Norwegian stage director, stage actor and film actor

Fridtjov Såheim (born 2 July 1968) is a Norwegian stage director, stage actor and film actor.

==Biography==
Såheim has worked for the theatres Den Nationale Scene, Rogaland Teater and Nationaltheatret. Among his characters is the title role in Woyzeck, and the protagonist "Raskolnikov" in Crime and Punishment. He has staged an adaptation of Anton Chekhov's play Uncle Vanya and Jon Fosse's play Dei døde hundane at Rogaland Teater. He played a principal role in the 2006 film The Art of Negative Thinking, and played the character "Ibsen" in the documentary film Løven – Henrik Ibsen. In 2013 he received the Amanda Award for "Best Actor in a Supporting Role" in the film Victoria.

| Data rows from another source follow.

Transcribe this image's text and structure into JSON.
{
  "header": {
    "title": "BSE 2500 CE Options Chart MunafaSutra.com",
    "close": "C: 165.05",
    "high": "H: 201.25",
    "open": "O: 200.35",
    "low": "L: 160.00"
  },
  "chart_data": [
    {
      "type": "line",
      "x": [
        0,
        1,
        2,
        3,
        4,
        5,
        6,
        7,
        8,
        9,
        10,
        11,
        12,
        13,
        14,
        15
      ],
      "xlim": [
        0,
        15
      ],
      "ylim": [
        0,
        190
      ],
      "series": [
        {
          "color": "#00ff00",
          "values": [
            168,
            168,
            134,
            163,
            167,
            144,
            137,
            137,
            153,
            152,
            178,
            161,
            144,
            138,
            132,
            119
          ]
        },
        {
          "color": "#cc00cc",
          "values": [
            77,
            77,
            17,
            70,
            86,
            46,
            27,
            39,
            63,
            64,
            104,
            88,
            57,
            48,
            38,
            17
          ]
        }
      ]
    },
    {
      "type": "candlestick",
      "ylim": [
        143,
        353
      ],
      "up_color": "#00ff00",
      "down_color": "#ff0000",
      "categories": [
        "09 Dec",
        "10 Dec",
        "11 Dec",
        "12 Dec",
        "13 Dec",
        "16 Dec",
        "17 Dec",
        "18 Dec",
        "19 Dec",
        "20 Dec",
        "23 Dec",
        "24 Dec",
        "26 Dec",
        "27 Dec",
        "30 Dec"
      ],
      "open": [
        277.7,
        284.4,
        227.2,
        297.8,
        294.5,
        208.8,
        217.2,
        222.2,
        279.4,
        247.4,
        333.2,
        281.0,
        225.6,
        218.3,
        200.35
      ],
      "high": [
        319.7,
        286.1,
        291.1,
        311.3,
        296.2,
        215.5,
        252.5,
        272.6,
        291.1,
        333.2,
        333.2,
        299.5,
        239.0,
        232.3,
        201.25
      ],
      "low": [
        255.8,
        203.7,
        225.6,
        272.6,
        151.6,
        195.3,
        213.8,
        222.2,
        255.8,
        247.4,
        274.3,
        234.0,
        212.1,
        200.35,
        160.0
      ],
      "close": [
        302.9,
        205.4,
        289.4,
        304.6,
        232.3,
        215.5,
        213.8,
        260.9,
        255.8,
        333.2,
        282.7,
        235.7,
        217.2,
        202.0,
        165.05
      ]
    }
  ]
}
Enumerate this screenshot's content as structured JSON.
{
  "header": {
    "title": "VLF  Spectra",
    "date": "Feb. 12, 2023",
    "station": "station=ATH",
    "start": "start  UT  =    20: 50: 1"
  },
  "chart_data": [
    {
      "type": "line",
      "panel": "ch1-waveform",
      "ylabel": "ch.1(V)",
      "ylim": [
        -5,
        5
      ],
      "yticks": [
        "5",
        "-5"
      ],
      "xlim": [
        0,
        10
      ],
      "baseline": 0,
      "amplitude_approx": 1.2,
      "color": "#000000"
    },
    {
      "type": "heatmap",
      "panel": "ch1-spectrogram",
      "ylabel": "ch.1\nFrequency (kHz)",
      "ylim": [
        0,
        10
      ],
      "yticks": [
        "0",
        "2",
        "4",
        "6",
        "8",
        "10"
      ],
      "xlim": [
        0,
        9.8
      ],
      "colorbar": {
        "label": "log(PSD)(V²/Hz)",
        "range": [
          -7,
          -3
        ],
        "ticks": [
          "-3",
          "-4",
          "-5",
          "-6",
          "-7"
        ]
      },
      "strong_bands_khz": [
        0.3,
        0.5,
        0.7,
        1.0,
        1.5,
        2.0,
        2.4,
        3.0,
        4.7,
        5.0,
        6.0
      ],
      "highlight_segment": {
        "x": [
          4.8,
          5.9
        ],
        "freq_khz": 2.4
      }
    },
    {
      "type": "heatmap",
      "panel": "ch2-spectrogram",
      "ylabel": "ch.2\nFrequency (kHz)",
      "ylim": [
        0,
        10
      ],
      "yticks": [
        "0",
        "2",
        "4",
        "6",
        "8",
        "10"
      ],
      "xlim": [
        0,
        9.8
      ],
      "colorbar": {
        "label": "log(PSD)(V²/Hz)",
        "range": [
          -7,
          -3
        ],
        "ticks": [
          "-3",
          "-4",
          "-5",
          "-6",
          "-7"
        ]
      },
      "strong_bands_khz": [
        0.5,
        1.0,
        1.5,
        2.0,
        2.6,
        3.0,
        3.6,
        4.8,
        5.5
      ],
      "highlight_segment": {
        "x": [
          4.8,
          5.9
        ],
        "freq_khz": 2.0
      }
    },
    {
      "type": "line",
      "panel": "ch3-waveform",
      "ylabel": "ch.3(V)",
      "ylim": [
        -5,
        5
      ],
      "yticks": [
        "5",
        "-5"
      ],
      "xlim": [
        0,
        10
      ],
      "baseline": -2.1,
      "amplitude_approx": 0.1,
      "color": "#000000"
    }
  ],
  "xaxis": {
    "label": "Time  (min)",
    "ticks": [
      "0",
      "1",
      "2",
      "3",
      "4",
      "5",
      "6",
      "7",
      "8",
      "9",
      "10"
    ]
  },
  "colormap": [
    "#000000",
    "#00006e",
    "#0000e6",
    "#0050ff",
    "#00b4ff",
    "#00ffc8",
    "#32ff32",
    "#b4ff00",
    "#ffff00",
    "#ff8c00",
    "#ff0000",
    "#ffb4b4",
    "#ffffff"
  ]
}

In 2012 he began playing the role of Jan Johanson in the television series Lilyhammer, with Sopranos actor Steven Van Zandt.

In 2016 he had a cameo appearance as himself in S1E4 of the television series Trailer Park Boys: Out Of The Park: Europe.

In 2017 in the series Norsemen, he played the no nonsense slave Odd.

In 2020 he began playing the role of Sindre in the Netflix series Ragnarok.

In 2022 he appeared in the Norwegian monster film Troll as Minister of Defence Frederick Markussen.

In 2025, Såheim played the role of Lieutenant August Bonsak in the feature film The Battle of Oslo.